Answer:
a) s = 2a sinh(b/a)
b) 18 feet
Explanation:
The arc length is:
s = ∫ √(1 + (dy/dx)²) dx
y = a cosh(x/a)
y = ½ a (e^(x/a) + e^(-x/a))
dy/dx = ½ a (1/a e^(x/a) − 1/a e^(-x/a))
dy/dx = ½ (e^(x/a) − e^(-x/a))
(dy/dx)² = ¼ (e^(2x/a) − 2 + e^(-2x/a))
Plugging in:
s = ∫ √(1 + ¼ (e^(2x/a) − 2 + e^(-2x/a))) dx
s = ∫ ½ √(4 + e^(2x/a) − 2 + e^(-2x/a)) dx
s = ∫ ½ √(e^(2x/a) + 2 + e^(-2x/a)) dx
s = ∫ ½ √(e^(x/a) + e^(-x/a))² dx
s = ∫ ½ (e^(x/a) + e^(-x/a)) dx
s = ½ (a e^(x/a) − a e^(-x/a))
s = ½ a (e^(x/a) − e^(-x/a))
Evaluate from x=-b to x=b:
s = ½ a (e^(b/a) − e^(-b/a)) − ½ a (e^(-b/a) − e^(b/a))
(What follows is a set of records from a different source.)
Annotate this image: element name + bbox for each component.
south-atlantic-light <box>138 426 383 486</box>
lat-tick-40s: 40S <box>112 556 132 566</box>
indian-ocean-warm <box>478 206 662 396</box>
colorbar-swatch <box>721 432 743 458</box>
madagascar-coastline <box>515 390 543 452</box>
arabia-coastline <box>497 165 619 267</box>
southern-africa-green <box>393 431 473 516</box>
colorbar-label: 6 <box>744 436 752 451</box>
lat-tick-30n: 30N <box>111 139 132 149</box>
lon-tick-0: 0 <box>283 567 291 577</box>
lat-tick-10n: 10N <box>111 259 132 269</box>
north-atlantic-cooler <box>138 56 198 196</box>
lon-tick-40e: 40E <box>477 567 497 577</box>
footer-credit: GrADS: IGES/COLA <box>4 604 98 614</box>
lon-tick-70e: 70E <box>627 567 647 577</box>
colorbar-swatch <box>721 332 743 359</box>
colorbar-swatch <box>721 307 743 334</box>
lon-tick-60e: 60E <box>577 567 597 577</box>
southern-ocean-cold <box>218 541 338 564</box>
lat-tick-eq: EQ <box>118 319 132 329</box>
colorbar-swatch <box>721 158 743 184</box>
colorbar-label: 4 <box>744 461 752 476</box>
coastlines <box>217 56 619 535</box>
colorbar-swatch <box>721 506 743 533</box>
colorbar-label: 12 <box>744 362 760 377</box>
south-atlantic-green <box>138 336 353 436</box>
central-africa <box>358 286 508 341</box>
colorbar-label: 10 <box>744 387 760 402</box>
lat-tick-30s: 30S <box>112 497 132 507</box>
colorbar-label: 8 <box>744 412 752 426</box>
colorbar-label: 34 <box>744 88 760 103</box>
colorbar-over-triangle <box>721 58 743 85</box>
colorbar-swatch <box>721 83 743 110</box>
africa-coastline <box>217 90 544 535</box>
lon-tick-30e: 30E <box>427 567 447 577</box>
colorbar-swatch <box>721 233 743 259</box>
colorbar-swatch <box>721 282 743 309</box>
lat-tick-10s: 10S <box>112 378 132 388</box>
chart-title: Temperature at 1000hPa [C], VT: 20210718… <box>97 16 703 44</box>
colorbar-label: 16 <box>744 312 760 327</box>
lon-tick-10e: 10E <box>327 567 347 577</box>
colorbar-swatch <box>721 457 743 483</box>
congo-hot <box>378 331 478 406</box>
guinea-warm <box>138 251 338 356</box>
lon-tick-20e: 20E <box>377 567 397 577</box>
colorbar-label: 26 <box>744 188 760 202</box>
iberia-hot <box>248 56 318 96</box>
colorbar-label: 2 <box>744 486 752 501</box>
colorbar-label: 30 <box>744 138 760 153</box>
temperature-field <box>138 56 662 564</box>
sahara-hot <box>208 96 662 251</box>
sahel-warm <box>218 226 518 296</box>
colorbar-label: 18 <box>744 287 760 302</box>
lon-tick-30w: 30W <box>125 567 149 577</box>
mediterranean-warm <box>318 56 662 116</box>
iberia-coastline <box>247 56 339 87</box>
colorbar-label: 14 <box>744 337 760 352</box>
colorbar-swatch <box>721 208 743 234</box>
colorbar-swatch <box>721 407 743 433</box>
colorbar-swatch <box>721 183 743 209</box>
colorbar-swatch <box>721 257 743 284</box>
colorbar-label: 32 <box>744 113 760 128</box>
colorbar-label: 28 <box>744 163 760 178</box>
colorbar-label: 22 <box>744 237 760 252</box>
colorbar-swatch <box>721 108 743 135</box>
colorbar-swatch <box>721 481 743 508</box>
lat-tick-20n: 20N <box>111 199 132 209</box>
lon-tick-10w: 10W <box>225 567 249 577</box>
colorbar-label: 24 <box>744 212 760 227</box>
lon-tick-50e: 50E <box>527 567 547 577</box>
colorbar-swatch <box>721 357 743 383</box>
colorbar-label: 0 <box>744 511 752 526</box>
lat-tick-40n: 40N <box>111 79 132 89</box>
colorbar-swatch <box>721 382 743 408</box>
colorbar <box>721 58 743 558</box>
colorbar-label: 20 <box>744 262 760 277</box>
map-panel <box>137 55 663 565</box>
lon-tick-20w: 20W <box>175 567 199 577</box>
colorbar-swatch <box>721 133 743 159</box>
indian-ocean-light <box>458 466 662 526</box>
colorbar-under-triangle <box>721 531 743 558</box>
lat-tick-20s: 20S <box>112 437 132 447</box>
s = ½ a e^(b/a) − ½ a e^(-b/a) − ½ a e^(-b/a) + ½ a e^(b/a)
s = a e^(b/a) − a e^(-b/a)
s = a (e^(b/a) − e^(-b/a))
s = 2a sinh(b/a)
We know that s = 48, and b = 20. We also know y = 30 when x = b.
48 = 2a sinh(20/a)
24 = a sinh(20/a)
30 = a cosh(20/a)
Using the given identity:
cosh²(20/a) − sin²(20/a) = 1
a² cosh²(20/a) − a² sin²(20/a) = a²
30² − 24² = a²
a² = 324
a = 18
Therefore, the wire will be 18 feet above the ground at the lowest point.